A vertical plate in still air is closer to 6, but the induced convection from wind increases this. See equations 6 and 7 for example.
Notice that the space radiator has an advantage at lower temperature, more on that later.
Far more radiative capacity is available if we’re willing to use the deep ocean as a cold sink or allow Earth’s temperature to increase.
It’s not clear how this will change over time. As chips get more efficient and solar gets cheaper, the energy cost share should fall. However, as hardware improves, the cost per token should fall as well, muddling the story.
I also think local AI devices and interaction models will be big opportunities that require nearby compute.
Orbital slots are limited economic land that deserve an appropriate allocation mechanism.
The higher temp allows you shrink the radiators in theory, but leakage increases exponentially with temperature while radiation only increases with the fourth power of temperature so I’d guess the net effect is to increase the radiator mass?
Less energy per FLOP means less heat to radiate away. So even though the lower temperature demands a larger radiator (or a heat pump) the lower energy demand counters this.
For interconnect, RF over fiber is pretty interesting. Lightweight, cheap, less energy demand, and almost as fast as optical.
For example, I’m excited about underground thermal energy storage, adsorption refrigerators, climate simulation for optimal siting, and using the deep ocean as a cold sink.
With some notable exceptions covered here.
A Dyson swarm kind of breaks the concept of profit. To be feasible at all, you need to bootstrap from a small initial investment. Once built, it’s not clear whether terrestrial beings will want so much high-latency compute.

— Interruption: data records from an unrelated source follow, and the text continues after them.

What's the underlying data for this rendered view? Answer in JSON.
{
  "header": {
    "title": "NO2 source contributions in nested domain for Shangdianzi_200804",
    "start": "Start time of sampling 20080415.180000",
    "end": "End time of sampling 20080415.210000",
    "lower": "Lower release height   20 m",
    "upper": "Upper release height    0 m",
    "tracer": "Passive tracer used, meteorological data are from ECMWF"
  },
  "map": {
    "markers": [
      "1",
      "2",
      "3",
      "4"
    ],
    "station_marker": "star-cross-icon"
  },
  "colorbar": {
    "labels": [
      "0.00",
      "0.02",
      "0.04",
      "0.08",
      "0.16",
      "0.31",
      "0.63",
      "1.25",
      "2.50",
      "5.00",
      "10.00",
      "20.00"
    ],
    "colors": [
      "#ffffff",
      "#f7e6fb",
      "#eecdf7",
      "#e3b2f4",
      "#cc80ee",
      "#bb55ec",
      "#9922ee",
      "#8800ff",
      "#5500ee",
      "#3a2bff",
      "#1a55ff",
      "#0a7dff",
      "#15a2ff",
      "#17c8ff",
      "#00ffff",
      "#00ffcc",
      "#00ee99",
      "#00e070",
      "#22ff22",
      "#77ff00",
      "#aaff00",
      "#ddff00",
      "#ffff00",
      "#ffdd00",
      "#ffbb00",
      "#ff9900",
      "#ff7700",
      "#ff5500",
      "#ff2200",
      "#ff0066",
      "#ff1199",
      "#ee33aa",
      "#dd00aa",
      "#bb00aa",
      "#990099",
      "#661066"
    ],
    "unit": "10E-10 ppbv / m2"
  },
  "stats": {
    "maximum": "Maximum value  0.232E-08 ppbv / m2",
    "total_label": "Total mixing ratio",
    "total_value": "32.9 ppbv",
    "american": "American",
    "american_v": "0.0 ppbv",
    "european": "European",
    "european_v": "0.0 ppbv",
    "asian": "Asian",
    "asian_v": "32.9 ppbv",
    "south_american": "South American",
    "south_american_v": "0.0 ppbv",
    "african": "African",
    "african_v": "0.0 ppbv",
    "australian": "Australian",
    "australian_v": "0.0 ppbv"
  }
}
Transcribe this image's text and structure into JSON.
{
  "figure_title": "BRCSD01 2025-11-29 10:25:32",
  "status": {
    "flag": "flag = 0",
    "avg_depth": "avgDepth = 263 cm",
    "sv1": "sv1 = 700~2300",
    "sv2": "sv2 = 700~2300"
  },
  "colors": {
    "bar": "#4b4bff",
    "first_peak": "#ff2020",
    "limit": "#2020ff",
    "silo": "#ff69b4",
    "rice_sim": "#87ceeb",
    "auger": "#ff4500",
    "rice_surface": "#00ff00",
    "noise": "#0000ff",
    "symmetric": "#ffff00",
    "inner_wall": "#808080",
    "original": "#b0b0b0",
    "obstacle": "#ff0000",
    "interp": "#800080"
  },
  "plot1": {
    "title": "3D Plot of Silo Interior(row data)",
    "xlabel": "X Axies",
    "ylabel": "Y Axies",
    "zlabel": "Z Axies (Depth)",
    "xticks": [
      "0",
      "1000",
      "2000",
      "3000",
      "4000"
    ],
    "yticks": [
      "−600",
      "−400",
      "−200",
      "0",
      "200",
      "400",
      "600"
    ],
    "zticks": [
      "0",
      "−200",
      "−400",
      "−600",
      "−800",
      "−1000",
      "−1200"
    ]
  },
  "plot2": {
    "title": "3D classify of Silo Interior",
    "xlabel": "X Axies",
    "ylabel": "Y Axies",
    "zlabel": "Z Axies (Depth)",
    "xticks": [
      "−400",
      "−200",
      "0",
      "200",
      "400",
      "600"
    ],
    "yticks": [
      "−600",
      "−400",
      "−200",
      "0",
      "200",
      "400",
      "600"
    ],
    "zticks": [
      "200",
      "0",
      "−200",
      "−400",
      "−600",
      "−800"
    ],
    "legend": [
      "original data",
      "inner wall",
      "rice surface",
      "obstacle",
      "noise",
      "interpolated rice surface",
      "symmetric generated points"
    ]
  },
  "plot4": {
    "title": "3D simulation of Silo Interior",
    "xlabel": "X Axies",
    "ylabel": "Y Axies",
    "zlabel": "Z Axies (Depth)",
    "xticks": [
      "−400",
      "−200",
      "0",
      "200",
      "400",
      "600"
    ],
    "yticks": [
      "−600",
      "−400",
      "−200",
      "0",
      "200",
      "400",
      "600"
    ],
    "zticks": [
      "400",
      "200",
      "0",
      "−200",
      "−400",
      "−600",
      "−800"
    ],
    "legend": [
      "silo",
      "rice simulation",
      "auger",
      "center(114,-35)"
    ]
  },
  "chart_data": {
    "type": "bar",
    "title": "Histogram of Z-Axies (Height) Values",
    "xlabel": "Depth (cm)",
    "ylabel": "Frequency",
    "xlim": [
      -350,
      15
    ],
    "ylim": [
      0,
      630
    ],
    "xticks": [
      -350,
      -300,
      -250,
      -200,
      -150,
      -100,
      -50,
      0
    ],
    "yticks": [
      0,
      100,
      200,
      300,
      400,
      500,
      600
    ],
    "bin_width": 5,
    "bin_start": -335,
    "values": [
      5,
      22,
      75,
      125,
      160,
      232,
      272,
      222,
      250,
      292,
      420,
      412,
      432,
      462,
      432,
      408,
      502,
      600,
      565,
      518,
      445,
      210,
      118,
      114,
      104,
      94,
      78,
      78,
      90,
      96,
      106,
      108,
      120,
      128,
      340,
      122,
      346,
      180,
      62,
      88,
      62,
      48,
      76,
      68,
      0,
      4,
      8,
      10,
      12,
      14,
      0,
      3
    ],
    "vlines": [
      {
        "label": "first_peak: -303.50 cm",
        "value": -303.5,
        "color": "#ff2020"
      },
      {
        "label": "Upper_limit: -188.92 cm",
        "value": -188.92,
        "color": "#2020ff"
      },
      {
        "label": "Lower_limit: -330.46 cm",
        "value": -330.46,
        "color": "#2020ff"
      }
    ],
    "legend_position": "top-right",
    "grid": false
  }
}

But assuming that being uploaded is in demand, what would the owners of the Dyson sphere possibly want from Earth in exchange for transcendence? We’ll sooner build this as a public good than as a profitable enterprise.

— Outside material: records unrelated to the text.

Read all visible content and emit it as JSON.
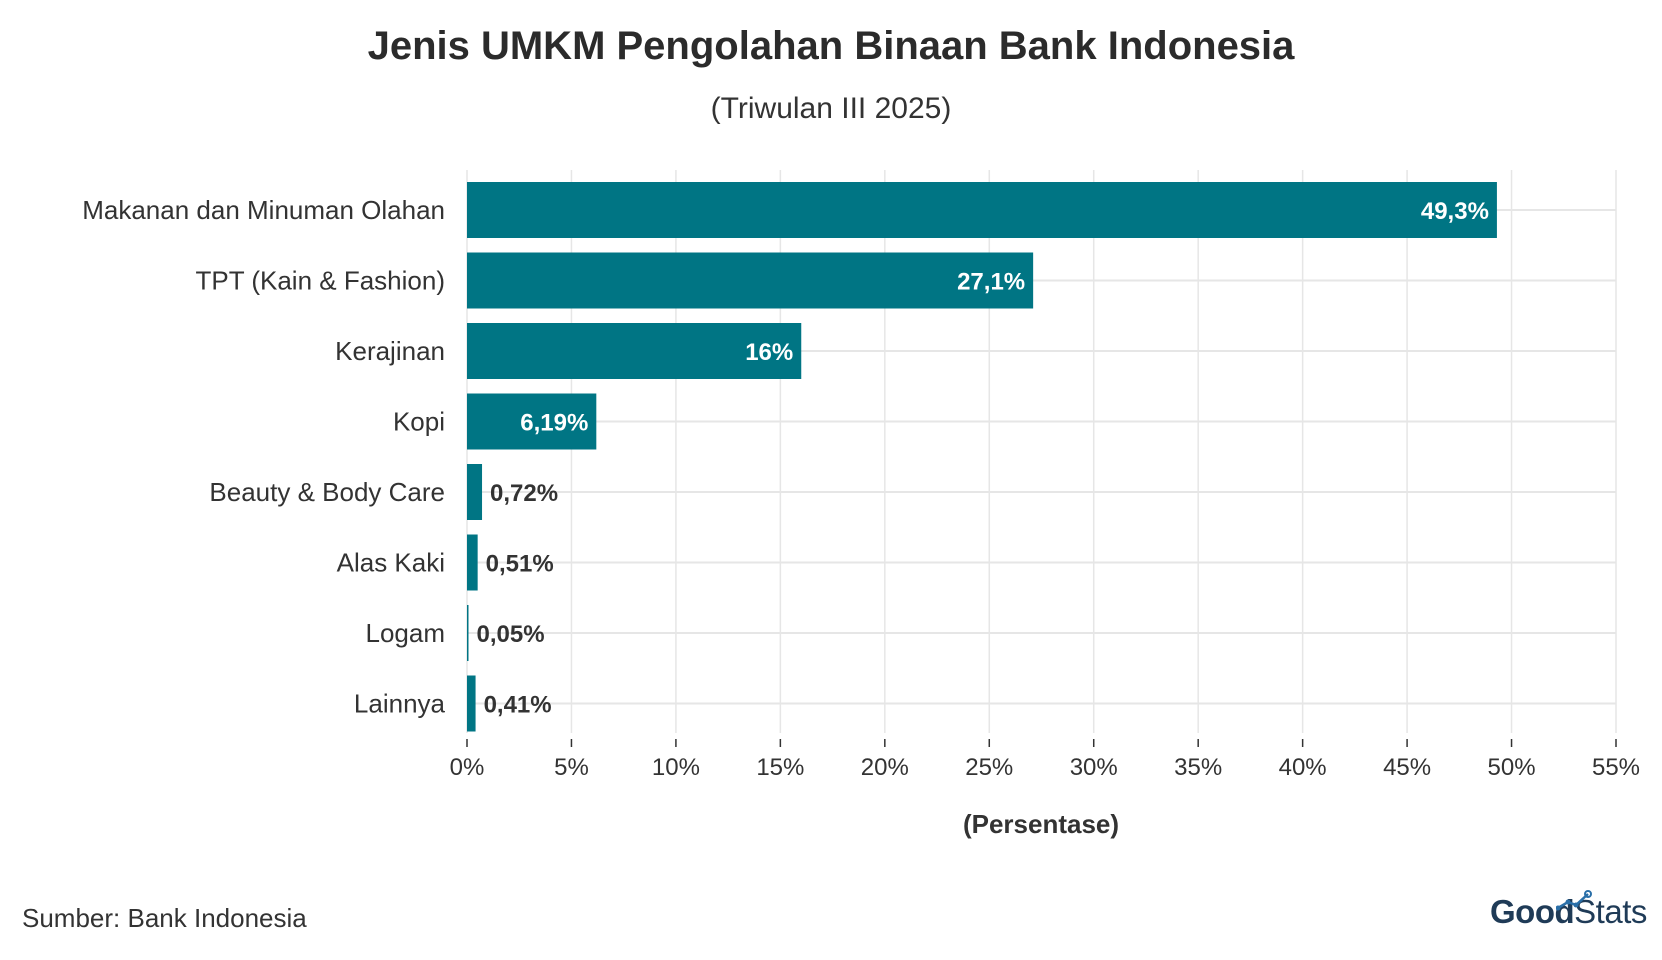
{
  "title": "Jenis UMKM Pengolahan Binaan Bank Indonesia",
  "subtitle": "(Triwulan III 2025)",
  "source": "Sumber: Bank Indonesia",
  "brand": {
    "part1": "Good",
    "part2": "Stats"
  },
  "colors": {
    "bar": "#007584",
    "grid": "#e6e6e6",
    "text": "#333333",
    "label_inside": "#ffffff",
    "label_outside": "#333333"
  },
  "chart_data": {
    "type": "bar",
    "orientation": "horizontal",
    "categories": [
      "Makanan dan Minuman Olahan",
      "TPT (Kain & Fashion)",
      "Kerajinan",
      "Kopi",
      "Beauty & Body Care",
      "Alas Kaki",
      "Logam",
      "Lainnya"
    ],
    "values": [
      49.3,
      27.1,
      16,
      6.19,
      0.72,
      0.51,
      0.05,
      0.41
    ],
    "value_labels": [
      "49,3%",
      "27,1%",
      "16%",
      "6,19%",
      "0,72%",
      "0,51%",
      "0,05%",
      "0,41%"
    ],
    "xlabel": "(Persentase)",
    "ylabel": "",
    "xlim": [
      0,
      55
    ],
    "x_ticks": [
      0,
      5,
      10,
      15,
      20,
      25,
      30,
      35,
      40,
      45,
      50,
      55
    ],
    "x_tick_labels": [
      "0%",
      "5%",
      "10%",
      "15%",
      "20%",
      "25%",
      "30%",
      "35%",
      "40%",
      "45%",
      "50%",
      "55%"
    ],
    "grid": true,
    "legend": "none"
  }
}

Alternatively, radiation from the reactor can be used to drive a fission reaction.
And I doubt a slightly different regulatory burden for fusion will change that.
Deuterium has only low-volume industrial use today but if deuterium found use in fusion reactors, it may rise or fall in price. It is unclear if the current production process for deuterium can be improved. Could viable fusion suddenly make deuterium cheap? In the short term, prices would go up with higher demand. Long term, prices could fall. A casual look at other raw materials before and after they become economically valuable hasn’t revealed huge falls in price. If anything, prices rise and remain stable.

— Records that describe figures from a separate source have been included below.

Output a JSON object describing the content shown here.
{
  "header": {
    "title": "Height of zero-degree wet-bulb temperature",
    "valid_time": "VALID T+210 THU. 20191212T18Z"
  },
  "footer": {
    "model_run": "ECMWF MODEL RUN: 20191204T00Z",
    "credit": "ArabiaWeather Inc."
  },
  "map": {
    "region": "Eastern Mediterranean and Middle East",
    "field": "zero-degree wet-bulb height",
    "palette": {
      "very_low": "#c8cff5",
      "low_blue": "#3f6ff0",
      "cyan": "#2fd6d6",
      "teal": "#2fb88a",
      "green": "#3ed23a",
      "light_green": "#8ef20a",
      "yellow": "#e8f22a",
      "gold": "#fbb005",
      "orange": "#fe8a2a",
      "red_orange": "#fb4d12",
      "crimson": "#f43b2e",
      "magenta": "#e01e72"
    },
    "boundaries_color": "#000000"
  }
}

Just guessing, the deuterium price could be off by half an OOM (3.2x) and the idiot index another half an OOM, so overall a 10x range.
This is also why quantum cryptography and quantum key distribution aren’t very interesting. We just need to change our classical software to have good cryptography, no need for quantum mechanics to save us!
There are a few cryptographic tricks you can’t do without quantum computers, so these might eventually find niche applications.
Certified randomness, quantum summoning, and device independent-quantum randomness are neat though and might find some applications in cryptography.
Like asteroid mining and quantum computing, nanotechnology is also dangerous, which makes it even less exciting. I don’t want to be turned into grey goo.
And because building more tethers out of a weaker material can substitute for one strong tether.
Though to be clear, superconducting electronics mostly just uses aluminum right now.
Such as Haber-Bosch, steam reforming, electrolysis, cracking, catalytic reforming, and Fischer–Tropsch.
Which is better addressed with sleep need reduction.